Anhedonia can be challenging to treat. You’ll need treatment for the mental disorder that's causing the symptom, such as depression.
As the first step in your treatment, you should seek the help of a psychiatrist. A psychiatrist is a trained professional who can listen to your issues and help put you on the path to experiencing joy in life again. You can trust that what you say to your therapist is confidential.
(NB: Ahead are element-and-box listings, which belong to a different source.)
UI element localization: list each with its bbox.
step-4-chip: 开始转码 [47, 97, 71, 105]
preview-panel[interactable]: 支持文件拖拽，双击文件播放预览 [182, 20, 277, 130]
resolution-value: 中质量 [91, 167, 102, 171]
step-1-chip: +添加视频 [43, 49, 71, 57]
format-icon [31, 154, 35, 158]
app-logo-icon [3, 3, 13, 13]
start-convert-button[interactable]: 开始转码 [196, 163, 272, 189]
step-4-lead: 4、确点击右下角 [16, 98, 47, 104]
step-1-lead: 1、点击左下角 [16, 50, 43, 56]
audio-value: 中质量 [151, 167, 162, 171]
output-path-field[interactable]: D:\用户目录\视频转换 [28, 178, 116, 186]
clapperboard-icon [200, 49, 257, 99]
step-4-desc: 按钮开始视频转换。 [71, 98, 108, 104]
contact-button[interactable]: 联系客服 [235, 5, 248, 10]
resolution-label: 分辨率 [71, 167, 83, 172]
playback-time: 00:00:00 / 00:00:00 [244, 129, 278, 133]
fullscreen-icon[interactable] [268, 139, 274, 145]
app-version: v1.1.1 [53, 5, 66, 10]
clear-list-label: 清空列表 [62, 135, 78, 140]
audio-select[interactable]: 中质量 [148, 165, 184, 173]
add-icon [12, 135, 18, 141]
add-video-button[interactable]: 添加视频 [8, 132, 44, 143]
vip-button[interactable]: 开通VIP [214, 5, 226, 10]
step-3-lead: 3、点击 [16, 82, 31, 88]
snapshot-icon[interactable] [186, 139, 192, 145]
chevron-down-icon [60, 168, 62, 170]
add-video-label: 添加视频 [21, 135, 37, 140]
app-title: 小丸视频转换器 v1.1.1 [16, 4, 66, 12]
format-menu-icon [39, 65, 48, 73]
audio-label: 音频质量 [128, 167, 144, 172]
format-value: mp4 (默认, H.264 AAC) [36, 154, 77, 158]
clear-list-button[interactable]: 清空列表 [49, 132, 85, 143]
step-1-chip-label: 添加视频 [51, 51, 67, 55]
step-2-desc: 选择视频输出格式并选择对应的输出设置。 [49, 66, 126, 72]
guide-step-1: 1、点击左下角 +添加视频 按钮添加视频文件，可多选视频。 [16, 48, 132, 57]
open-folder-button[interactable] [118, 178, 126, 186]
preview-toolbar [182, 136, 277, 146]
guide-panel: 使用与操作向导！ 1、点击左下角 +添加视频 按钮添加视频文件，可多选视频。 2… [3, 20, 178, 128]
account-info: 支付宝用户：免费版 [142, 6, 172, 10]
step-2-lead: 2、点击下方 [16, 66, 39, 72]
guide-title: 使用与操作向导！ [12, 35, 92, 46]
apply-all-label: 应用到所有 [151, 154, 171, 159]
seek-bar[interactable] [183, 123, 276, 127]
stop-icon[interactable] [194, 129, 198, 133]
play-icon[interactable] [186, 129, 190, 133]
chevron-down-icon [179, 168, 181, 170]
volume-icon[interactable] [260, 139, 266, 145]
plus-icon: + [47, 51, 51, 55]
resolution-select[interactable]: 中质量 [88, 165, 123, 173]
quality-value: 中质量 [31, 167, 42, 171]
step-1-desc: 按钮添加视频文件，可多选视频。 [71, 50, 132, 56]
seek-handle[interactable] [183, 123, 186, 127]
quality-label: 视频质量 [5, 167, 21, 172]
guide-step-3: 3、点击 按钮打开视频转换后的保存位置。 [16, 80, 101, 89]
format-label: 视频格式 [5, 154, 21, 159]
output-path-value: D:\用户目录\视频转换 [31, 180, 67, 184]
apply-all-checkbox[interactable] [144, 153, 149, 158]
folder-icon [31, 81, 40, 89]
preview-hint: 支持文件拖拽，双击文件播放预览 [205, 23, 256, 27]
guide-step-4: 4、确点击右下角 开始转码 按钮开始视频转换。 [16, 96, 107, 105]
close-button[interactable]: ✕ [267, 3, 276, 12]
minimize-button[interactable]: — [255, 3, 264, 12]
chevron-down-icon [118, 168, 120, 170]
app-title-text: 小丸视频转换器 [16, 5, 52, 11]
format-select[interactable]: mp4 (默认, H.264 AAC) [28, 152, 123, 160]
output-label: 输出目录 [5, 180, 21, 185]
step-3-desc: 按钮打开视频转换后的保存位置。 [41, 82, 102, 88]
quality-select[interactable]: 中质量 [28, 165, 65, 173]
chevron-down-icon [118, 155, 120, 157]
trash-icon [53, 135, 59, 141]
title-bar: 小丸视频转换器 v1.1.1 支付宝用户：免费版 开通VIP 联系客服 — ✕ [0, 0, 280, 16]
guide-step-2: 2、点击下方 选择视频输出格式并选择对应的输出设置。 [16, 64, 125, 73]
Your primary care doctor can refer you to a therapist, or you can call your insurance company and ask them to help you find someone. It’s important that you and your therapist have a good rapport. You may need to have initial consultations with a couple of psychiatrists before finding one who you think will be a good fit.
You may also receive a prescription for an antidepressant or antipsychotic medication. Take the medication as prescribed, and let your doctor know if you have any side effects. They may need to adjust your dosage or medication. These medications affect people in different ways. A medication that works for you may not work for someone else with the same symptoms.
Another type of treatment is electroconvulsive therapy (ECT). ECT is one of the most effective treatments for depression. During your treatment, your doctor will place electrodes on your head and apply an electric current while you’re under general anesthesia. This induces a small brain seizure. ECT is usually only used when other treatments don’t work.
Transcranial magnetic stimulation (TMS) uses a magnetic field to stimulate your nerve cells. It uses a smaller electric current than ECT and you won’t need to be under general anesthesia. TMS can treat major depression in people who have depression that isn’t responding to medication.
A final treatment option is vagus nerve stimulation (VNS). Your doctor will implant a medical device similar to a pacemaker into your chest. The wires of this device create regular electrical impulses that stimulate your brain. As with ECT and TMS, VNS can treat depression in people who have depression that hasn’t responded to other treatments.
What is the outlook?
An inability to experience pleasure can impact your quality of life. Contact your doctor immediately if you feel this way. Once you start treatment, you should be able to start feeling pleasure again. Anhedonia usually goes away once depression is managed.